Les auteures de cette tribune osent comparer le mouvement #BalanceTonPorc à une dynamique totalitaire de dénonciation et de puritanisme sexuel. Ce qu’elles oublient, c’est que le premier ressort d’une société totalitaire est celui de la peur ; une peur que beaucoup de femmes ressentent à chaque instant dans leurs milieux personnels, professionnels ; la peur de se faire agresser, harceler. Les mouvements #BalanceTonPorc, #metoo, et plus récemment #timesup, ne mettent pas en cause la liberté de s’exprimer ou d’agir, mais sont au contraire des moteurs essentiels de la libéralisation des femmes et de leur parole partout dans le monde.

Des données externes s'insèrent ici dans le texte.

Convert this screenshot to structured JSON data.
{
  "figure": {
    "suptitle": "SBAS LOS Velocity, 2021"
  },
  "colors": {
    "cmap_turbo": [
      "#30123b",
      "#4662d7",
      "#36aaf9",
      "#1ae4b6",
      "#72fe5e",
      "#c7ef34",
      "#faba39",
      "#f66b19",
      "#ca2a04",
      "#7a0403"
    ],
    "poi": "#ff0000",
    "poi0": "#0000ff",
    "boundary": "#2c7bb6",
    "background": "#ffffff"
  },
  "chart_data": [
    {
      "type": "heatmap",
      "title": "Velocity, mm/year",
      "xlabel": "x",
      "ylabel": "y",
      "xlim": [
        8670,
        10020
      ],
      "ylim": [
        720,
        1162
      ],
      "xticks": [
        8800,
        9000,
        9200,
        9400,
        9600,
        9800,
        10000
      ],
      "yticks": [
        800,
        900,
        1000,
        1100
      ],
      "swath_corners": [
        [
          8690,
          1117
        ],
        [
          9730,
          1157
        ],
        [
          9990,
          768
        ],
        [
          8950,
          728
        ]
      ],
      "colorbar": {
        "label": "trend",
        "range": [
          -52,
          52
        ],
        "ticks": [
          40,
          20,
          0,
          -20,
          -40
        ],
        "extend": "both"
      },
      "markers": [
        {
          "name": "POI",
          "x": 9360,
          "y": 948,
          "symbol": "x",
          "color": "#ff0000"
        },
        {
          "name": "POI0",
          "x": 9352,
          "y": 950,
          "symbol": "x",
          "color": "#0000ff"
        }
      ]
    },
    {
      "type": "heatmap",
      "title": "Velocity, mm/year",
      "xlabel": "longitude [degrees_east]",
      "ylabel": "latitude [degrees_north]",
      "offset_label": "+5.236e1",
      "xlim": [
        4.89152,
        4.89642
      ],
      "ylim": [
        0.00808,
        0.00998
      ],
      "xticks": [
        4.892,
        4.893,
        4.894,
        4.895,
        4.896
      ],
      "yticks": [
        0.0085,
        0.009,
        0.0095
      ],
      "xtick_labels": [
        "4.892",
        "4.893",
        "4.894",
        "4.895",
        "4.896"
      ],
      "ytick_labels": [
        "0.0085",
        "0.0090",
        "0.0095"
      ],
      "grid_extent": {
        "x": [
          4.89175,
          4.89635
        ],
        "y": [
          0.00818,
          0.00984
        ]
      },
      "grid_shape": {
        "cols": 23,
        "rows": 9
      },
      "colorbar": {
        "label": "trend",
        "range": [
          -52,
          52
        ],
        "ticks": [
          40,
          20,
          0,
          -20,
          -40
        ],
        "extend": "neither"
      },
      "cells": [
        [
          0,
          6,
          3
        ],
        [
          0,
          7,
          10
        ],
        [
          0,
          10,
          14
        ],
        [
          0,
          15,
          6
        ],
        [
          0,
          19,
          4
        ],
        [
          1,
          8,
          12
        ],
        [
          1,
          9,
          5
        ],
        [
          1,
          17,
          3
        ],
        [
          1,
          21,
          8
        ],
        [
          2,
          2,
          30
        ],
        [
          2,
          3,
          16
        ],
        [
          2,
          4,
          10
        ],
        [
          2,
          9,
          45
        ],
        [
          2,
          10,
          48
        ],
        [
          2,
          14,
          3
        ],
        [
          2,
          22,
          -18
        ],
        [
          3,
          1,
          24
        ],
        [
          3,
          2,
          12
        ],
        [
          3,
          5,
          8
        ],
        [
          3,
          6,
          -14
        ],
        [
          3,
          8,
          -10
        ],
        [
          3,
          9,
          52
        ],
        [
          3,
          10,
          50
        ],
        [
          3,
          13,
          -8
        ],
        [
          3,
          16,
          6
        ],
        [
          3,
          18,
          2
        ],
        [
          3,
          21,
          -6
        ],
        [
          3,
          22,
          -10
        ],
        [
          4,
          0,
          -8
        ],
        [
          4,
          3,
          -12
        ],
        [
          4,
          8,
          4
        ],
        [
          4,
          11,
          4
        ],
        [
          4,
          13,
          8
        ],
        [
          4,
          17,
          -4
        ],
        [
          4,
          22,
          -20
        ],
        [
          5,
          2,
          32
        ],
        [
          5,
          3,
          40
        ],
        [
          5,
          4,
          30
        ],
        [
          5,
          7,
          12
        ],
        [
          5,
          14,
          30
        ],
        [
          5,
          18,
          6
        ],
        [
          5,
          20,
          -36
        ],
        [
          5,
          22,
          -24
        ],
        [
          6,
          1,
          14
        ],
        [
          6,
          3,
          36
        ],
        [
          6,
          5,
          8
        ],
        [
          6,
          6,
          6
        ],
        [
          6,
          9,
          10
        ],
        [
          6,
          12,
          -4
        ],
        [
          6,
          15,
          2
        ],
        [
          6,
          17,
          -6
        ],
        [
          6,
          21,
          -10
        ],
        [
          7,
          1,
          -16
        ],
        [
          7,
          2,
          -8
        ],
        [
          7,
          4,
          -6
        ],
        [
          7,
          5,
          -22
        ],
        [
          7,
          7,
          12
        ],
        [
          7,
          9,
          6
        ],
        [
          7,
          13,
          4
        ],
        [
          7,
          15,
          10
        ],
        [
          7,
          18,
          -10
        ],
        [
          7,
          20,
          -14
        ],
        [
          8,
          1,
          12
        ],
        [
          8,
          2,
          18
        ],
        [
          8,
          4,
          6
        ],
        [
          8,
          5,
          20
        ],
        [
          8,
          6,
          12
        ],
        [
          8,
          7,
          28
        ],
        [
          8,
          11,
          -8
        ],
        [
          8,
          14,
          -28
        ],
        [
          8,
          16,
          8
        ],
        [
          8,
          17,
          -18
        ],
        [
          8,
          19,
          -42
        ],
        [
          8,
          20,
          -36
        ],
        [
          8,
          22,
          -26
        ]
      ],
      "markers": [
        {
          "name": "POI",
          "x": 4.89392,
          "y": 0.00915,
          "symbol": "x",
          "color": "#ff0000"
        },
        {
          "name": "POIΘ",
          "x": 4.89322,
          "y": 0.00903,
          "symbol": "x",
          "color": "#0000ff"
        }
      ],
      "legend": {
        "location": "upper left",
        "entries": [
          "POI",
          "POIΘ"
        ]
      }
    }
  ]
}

Voilà pourquoi, mesdames, j’aime ce féminisme que vous critiquez rudement. Car il s’agit d’un combat pour qu’on ait la liberté de choisir ce que l’on veut, d’être ce que l’on veut ; il s’agit de défendre la possibilité de marcher dans la rue, d’aller à une réunion, ou dans le métro, sans être mises en danger, ou menacées. Bref : on aimerait vivre tranquillement et en harmonie les un.es avec les autres, et pour cela il serait bien que vous cessiez de rédiger de telles bêtises.